También deberían pensar los mentores de esta idea del emprendimiento lo ocurrido el año pasado en muchos países de Europa y en los Estados Unidos, en los que miles y miles de jóvenes, agrupados bajo el nombre de “Indignados”, reclamaban el derecho al empleo. No tengo conocimiento de que algún funcionario gubernamental haya  cometido el error de espetarles que en lugar de reclamar el derecho al empleo trataran de crearlo: lo sacrificarían en el altar de las urnas siguientes.  Stéphane Kessel, el venerable anciano en el origen de estos movimientos con su opúsculo Indignez-vous, les recomendaba a los jóvenes, desde la altura vertiginosa de sus 93 años, que, así como los de su generación habían encontrado razones para indignarse y habían creado de esa forma un nuevo orden mundial, los jóvenes de estos primeros años del siglo XXI debían a su turno encontrar razones para indignarse pues lo que estaba ocurriendo era insostenible (moral, económica, razonablemente). Las encontraron a la vuelta de la esquina: la desatención del Estado, el desempleo. Nadie debería aceptar que los garantes del empleo –de sostenerlo, de acrecentarlo-- abdiquen de esa obligación, y menos que subrepticiamente trasladen la responsabilidad a los ciudadanos, y aún menos que se legitime tal valor ideológico. La calidad del empleo (estabilidad, remuneración justa, entre otros) es el ancla que estabiliza la vida de cada cual, y es en los jóvenes en los que, de manera más dramática, se encarniza lo contrario: o inexistencia o precariedad. Nadie puede construir un proyecto de vida, ni individualmente, ni como pareja ni, en general, como familia, si no cuenta con las garantías de un empleo de calidad. Con empresas propias que, en su inmensa mayoría, escasamente les da para una subsistencia mínima, o con contraticos esporádicos y leoninos de 6 meses, el futuro de los jóvenes no irá más allá de la casa de los padres. ¡Cuál autonomía, cuál vida propia, cuál futuro!
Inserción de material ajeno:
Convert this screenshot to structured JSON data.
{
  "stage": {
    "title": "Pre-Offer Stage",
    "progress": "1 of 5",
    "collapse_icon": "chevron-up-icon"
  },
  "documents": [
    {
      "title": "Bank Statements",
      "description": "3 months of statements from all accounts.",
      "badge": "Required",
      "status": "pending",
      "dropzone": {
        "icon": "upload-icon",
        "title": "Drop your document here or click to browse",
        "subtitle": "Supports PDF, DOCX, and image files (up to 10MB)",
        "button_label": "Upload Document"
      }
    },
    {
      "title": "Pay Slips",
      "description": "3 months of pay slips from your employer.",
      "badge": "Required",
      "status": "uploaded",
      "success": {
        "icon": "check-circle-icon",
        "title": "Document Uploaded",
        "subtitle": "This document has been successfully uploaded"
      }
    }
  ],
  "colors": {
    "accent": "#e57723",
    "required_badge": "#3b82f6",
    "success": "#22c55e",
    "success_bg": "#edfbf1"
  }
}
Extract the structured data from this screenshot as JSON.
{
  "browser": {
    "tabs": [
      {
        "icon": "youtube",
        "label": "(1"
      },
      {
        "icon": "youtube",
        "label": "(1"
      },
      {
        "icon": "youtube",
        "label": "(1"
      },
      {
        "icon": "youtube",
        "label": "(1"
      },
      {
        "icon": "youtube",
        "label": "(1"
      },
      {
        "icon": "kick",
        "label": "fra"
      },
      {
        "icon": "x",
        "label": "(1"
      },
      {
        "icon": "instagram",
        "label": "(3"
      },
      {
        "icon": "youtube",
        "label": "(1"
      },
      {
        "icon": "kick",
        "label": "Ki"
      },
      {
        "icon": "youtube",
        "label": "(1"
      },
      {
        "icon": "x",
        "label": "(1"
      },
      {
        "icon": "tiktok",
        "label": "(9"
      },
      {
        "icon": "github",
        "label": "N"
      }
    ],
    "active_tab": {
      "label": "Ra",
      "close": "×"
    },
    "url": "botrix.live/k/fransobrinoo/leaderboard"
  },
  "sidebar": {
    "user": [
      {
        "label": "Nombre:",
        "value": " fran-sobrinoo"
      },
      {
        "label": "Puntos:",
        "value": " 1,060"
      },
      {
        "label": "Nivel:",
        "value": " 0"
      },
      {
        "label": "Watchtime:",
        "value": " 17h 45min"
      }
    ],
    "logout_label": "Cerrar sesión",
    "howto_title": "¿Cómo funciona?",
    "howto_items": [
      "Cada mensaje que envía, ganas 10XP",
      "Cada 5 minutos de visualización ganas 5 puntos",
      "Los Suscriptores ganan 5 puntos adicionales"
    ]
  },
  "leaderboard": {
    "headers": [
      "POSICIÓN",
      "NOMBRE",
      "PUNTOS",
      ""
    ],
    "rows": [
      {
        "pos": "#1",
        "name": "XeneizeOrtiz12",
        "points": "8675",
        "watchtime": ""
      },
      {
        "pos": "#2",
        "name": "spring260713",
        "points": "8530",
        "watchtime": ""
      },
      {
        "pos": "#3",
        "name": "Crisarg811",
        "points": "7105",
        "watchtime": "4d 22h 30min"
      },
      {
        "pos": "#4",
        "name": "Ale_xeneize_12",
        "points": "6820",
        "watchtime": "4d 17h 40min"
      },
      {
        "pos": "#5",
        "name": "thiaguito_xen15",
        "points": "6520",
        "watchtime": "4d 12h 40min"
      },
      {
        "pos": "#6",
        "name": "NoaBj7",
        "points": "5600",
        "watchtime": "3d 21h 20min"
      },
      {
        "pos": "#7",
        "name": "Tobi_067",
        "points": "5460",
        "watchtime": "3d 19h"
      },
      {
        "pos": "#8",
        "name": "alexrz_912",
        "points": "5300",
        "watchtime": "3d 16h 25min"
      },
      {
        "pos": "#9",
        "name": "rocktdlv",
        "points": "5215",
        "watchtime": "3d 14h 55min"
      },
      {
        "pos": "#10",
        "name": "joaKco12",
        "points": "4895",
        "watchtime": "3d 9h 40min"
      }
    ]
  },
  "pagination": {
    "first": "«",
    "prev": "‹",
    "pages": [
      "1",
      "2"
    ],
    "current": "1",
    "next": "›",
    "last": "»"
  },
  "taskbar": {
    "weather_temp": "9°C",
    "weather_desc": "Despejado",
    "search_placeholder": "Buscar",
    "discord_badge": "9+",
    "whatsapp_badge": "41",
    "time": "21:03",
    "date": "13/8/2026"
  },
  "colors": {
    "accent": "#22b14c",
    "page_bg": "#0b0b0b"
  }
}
Ahora bien, lo que yo trato de acreditar es que la misma política que ha acabado el empleo en Europa (¡22% de desempleo en España, con un porcentaje relativo mucho mayor entre la juventud!) es la misma que aquí, en Colombia, endosa a los jóvenes la carga de su creación. Recordemos las políticas de flexibilización del empleo promulgadas por Uribe en el primer período de su imperio deseado eterno: ¡Adiós horas extras, nocturnas, dominicales, bienvenida la precariedad, bienvenida la inseguridad laboral! El resultado salta a la vista allá: crisis desestructurantes en Irlanda, Grecia, Portugal, España, de las que algunos países saldrán maltrechos o acabados; desestabilización de países tradicionalmente fuertes (Francia, Italia); reducción de la calificación de las economías; estallidos sociales por doquier; dudas sobre la viabilidad del proyecto político, cultural y económico común. Y acá, ni hablemos: sólo sombras, como en la caverna de Platón.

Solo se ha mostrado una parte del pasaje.